Quand je dis qu’on m’enterre, il faut le comprendre d’un point de vue symbolique, bien sûr. Je ne finis pas dans un cercueil et personne ne prie pour moi, je ne meurs même pas. Depuis le début de la soirée, mon attention est focalisée sur la photographe dont je sens la présence dans mon dos, pareille à un oiseau de proie qui circule parmi nous en observant ce qu’il se trame ici-bas sans en perdre une miette et pour ne pas manquer le bon moment, l’instant propice pour se fondre dans un groupe et plonger dans la discussion avec à propos, à la surprise et pour la plus grande joie des invités, choyés et distingués chacun à leur tour. Lorsque j’aperçois son image dans le miroir, prête à déclencher l’appareil photo qu’elle tient les manches retroussées et à bout de bras pour cadrer l’image le mieux possible, tout en souriant d’un air complice au sujet photographié, je ne me situe pas dans son champ de vision, pas du tout. Il lui faudrait plonger son regard bien plus bas, déployer ses ailes par surprise et d’un coup piquer de la tête droit devant, direct sur moi. En fait, elle n’a nul besoin de le faire, je suis d’ores et déjà captivée par le manège de ce drôle d’oiseau.
Je continue à écouter docilement ma voisine de droite, la tête légèrement inclinée vers elle par courtoisie, je réponds par de brefs hochements pour montrer que je suis la discussion tout en fixant la table pour mieux épier ce qu’il se trame dans mon dos. Il me suffit de deviner pour savoir, je le sens à l’animation autour de moi, notre hôte est proche, je suis aux aguets. Elle me prête d’autant moins attention qu’elle me connaît depuis le début de la soirée seulement, elle a entendu parler de moi auparavant par ma voisine d’en face dont le regard me fixe toujours, sauf au moment de la photo. Rien que pour ce moment d’inattention où j’ai tout loisir d’échapper à l’inutile vigilance dont je fais l’objet, la photographe suscite mon extrême intérêt et une curiosité décuplée par le fait que sur la base de ouï-dire, je me l’étais imaginée toute autre, vraiment à l’opposé de celle que je rencontre le soir de sa fête d’anniversaire. L’occasion m’est donnée de me retourner sur elle lorsque le silence se fait autour de son discours. Je l’observe de plain pied, je la dévisage, il me semble lui reconnaître des traits sans l’avoir jamais vue, intriguant.

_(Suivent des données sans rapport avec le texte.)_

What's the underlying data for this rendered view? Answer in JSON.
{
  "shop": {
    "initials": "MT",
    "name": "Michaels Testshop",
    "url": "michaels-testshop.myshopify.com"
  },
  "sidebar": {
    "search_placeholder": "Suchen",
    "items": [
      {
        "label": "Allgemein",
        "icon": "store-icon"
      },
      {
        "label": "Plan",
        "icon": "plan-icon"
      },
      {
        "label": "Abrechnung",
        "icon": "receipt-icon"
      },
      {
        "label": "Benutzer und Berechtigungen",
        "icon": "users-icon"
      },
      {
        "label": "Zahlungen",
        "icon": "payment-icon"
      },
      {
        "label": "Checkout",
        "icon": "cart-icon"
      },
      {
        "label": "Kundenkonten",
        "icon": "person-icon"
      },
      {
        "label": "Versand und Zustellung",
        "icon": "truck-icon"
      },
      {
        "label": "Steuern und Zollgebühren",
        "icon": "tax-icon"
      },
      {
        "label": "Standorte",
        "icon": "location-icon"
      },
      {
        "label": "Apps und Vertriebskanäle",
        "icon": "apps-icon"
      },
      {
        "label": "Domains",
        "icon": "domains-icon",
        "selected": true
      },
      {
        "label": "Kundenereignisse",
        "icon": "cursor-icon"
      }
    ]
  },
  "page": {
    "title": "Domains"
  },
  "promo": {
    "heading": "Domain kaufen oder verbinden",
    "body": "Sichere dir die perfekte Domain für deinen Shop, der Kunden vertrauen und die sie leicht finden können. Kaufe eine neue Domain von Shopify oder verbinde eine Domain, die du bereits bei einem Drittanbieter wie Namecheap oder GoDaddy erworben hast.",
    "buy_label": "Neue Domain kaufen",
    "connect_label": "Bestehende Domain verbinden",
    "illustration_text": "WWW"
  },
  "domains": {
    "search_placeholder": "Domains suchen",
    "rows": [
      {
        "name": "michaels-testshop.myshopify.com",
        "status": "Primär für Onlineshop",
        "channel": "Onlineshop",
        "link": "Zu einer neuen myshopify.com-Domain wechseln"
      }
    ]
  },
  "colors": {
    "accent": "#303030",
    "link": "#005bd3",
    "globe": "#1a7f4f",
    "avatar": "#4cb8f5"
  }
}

Alors que je me suis servie une nouvelle assiette de couscous, la voilà qui vient s’attabler avec nous, définitivement beaucoup plus décontractée que prévu.
Pourquoi me la suis-je imaginée plutôt pimbêche et trop maquillée, en hauts talons et jupe, sûrement parce qu’alors elle m’aurait fortement déplu, ce qui m’eut arrangée. C’est tout le contraire, je me sens intimidée et maladroite alors qu’elle entame son assiette en me souriant. J’aimerais lui dire quelque chose d’intelligent, j’y réfléchis en faisant mine d’avoir la bouche encore pleine pour me laisser le temps de trouver la répartie pertinente, et repousser l’échéance. Je n’ai plus d’autre choix que de me lancer, avant qu’elle ne se tourne vers quelqu’un d’autre que moi. C’est là que je m’entends lui demander ce qu’elle mange. (Honte.)